Democrat Party leader Abhisit Vejjajiva said yesterday the reform plan and the Constitution fostering it were both impractical. While the emphasis of the reform was purportedly to help reduce corruption, he pointed out it was weak and unhelpful.

The Democrat leader said that after the election, attempts would be made to amend the Constitution.

However, he admitted that amendments would not be easy as they would also need approval from the junta-appointed Senate unless the people put pressure on them. The law on process and procedure of reform was promulgated in August last year and the authorities formed committees to draft the reform agenda for 11 sectors.

While the government claimed that the plan was made after sufficient public hearings, observers said it was very rare to see people participate in mapping out the national reform strategy over the past months.

Political reform is one of the most-watched agendas and is seen as a key element in shaping the country’s future. In the political reform plan seen yesterday, the junta blamed politicians and political factions for conflicts over the past decades. “Political groups refer their legitimacy to power from different attitudes, beliefs and interpretations of democracy,” the paper said. “Elections are not free and fair. Politicians lack ethics and morality. They do not represent the people’s interests. They are corrupt. Political parties are dominated by capitalists.”

As Western-style democracy is on the decline, eastern values would be more suitable for government, it said. “Political reform in Thailand has to be a good mixture of both Western democracy and eastern values, as well as Thai norms and culture,” it said.

The monarchy is the source of political legitimacy and the national spirit, it said, “therefore the coup-makers have to seek royal audience with the King to report the situation. The King will appoint the government leader and Cabinet to run the country.”

On the economic side, the reform embraces the “Thailand 4.0” vision of employing technology and innovation in accordance with the sufficiency economy philosophy. Pracharat – the coordination of big corporates and the bureaucracy – would be the major driving force for the economic reform, it said.

However, a new breed of young politicians who are preparing to enter the political fray in the coming election said the junta’s reform strategy was turning Thailand backward.
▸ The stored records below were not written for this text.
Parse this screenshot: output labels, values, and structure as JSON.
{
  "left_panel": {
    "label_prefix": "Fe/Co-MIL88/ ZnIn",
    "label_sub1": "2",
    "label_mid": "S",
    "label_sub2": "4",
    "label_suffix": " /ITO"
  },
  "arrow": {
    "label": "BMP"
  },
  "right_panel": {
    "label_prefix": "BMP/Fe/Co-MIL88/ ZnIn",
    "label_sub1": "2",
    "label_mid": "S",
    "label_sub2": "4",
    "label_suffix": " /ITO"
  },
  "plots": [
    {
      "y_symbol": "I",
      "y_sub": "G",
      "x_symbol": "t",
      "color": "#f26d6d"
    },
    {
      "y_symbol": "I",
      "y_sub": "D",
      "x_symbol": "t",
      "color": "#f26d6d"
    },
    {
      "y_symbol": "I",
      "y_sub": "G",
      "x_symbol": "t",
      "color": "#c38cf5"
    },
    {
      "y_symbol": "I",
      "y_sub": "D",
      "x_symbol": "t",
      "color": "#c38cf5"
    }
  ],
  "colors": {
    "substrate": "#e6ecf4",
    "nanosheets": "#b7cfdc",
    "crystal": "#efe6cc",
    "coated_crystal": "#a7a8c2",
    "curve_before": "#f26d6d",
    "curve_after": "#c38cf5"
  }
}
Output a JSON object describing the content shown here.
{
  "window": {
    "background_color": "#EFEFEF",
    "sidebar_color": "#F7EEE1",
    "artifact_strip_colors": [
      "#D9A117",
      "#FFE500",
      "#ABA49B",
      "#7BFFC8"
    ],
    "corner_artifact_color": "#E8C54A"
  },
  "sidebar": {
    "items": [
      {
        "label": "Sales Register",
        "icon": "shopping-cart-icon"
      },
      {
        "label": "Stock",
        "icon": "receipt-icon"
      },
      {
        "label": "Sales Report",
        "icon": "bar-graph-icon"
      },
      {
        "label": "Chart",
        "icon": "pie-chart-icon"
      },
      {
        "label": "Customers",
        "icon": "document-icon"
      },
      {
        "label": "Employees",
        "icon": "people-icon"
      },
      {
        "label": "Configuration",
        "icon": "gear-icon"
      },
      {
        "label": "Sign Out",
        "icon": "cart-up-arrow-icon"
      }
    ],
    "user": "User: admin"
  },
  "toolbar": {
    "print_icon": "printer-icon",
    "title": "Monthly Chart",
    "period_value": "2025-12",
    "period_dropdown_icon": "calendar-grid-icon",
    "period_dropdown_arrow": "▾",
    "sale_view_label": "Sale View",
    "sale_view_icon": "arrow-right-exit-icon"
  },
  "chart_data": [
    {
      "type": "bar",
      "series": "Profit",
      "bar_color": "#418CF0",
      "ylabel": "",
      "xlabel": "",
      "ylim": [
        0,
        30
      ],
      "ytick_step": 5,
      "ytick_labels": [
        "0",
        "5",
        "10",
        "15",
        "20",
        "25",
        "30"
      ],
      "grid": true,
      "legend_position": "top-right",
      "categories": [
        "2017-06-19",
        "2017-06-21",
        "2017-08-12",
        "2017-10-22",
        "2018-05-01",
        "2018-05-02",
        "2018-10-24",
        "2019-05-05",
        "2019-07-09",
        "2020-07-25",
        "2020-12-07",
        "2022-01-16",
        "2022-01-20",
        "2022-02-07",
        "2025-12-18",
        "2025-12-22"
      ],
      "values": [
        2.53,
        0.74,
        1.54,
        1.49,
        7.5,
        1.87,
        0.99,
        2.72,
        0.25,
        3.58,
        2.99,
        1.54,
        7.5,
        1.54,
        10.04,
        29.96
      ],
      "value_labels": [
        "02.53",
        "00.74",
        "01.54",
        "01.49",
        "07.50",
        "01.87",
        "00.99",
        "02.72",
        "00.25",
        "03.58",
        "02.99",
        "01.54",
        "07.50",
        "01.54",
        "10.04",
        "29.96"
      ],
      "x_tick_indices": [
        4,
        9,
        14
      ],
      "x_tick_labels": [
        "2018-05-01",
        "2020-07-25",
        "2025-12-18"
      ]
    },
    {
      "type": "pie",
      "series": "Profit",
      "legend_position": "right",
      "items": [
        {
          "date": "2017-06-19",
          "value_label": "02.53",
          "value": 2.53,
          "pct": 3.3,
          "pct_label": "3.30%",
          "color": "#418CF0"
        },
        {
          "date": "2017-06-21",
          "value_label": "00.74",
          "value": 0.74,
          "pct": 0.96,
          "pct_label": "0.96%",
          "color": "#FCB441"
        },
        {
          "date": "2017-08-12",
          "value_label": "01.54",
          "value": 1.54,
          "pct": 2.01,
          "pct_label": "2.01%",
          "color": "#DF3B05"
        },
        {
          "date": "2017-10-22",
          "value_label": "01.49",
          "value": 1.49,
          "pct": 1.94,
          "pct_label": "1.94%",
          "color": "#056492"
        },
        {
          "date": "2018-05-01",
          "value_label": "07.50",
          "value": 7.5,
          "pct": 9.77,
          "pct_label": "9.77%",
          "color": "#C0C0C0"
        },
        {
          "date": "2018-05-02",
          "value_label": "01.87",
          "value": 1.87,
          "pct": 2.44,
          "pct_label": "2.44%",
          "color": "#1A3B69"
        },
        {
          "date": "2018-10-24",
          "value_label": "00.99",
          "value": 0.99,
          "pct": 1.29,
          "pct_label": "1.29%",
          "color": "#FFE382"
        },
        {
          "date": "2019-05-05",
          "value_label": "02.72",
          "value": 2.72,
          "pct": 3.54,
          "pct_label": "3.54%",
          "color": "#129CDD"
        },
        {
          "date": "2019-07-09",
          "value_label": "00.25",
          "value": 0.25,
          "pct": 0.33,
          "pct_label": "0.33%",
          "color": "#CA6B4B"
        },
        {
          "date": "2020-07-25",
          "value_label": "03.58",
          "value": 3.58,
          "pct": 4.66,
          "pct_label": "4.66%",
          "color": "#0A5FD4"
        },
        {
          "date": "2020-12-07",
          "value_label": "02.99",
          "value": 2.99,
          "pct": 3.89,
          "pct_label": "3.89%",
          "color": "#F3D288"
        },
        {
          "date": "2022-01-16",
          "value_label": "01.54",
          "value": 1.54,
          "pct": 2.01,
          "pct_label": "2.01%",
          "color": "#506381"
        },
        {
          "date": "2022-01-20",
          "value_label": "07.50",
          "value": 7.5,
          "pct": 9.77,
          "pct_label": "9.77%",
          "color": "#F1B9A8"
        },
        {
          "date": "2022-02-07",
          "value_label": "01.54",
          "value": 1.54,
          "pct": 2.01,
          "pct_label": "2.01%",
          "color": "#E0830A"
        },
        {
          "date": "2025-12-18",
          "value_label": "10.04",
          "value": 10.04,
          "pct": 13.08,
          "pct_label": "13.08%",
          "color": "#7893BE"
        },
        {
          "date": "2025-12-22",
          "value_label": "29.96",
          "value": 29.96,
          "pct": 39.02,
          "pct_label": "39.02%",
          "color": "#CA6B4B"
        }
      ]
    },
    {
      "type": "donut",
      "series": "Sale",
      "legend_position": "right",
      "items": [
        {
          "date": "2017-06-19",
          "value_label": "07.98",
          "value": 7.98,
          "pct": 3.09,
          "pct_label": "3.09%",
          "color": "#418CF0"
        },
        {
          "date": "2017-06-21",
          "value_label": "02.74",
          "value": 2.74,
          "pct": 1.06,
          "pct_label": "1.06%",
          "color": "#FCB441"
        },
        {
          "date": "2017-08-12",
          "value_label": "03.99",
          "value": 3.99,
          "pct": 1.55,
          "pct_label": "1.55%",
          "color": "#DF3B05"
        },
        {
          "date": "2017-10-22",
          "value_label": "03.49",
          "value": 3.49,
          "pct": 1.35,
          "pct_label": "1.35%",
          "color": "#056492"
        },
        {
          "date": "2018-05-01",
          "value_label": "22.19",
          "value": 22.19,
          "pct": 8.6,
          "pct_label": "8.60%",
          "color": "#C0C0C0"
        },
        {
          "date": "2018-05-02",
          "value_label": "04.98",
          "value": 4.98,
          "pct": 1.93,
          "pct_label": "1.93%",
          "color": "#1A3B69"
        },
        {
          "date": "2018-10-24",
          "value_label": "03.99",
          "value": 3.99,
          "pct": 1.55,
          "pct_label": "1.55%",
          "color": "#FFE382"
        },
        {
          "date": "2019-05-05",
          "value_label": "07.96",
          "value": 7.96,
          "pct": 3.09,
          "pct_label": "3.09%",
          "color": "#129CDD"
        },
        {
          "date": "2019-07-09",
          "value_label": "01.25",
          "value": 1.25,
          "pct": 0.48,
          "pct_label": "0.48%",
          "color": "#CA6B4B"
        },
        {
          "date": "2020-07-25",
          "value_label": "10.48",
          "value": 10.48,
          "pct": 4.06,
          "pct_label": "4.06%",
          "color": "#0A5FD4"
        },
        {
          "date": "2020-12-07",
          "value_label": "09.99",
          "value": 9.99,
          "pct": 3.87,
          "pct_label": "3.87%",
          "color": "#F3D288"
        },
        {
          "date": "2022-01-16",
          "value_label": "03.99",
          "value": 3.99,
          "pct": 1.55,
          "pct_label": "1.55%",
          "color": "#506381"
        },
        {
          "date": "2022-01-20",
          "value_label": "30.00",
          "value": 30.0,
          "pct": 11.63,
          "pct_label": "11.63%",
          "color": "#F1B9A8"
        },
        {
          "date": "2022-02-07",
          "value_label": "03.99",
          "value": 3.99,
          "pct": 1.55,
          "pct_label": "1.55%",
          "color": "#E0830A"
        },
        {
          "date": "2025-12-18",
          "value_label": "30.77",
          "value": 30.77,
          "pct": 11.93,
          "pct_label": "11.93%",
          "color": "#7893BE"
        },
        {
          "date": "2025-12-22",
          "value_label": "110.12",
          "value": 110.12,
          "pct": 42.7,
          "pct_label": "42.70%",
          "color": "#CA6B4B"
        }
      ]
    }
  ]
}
The chief of the newly formed Future Forward Party, Thanathorn Juangroongruangkit, said his new-generation party would scrap the junta’s strategy if it managed to win the elections and form a government. The party wants to remove all of the junta’s legacy in Thai politics and move the country towards real democracy with people’s participation, he said in an interview with The Nation.

According to the strategy, the government has to allocate Bt130 billion to implement the reform agenda within five years. While most of the budget would be spent for reforms in the bureaucracy and administration, the plan did not specify the budget for mass media and energy reform.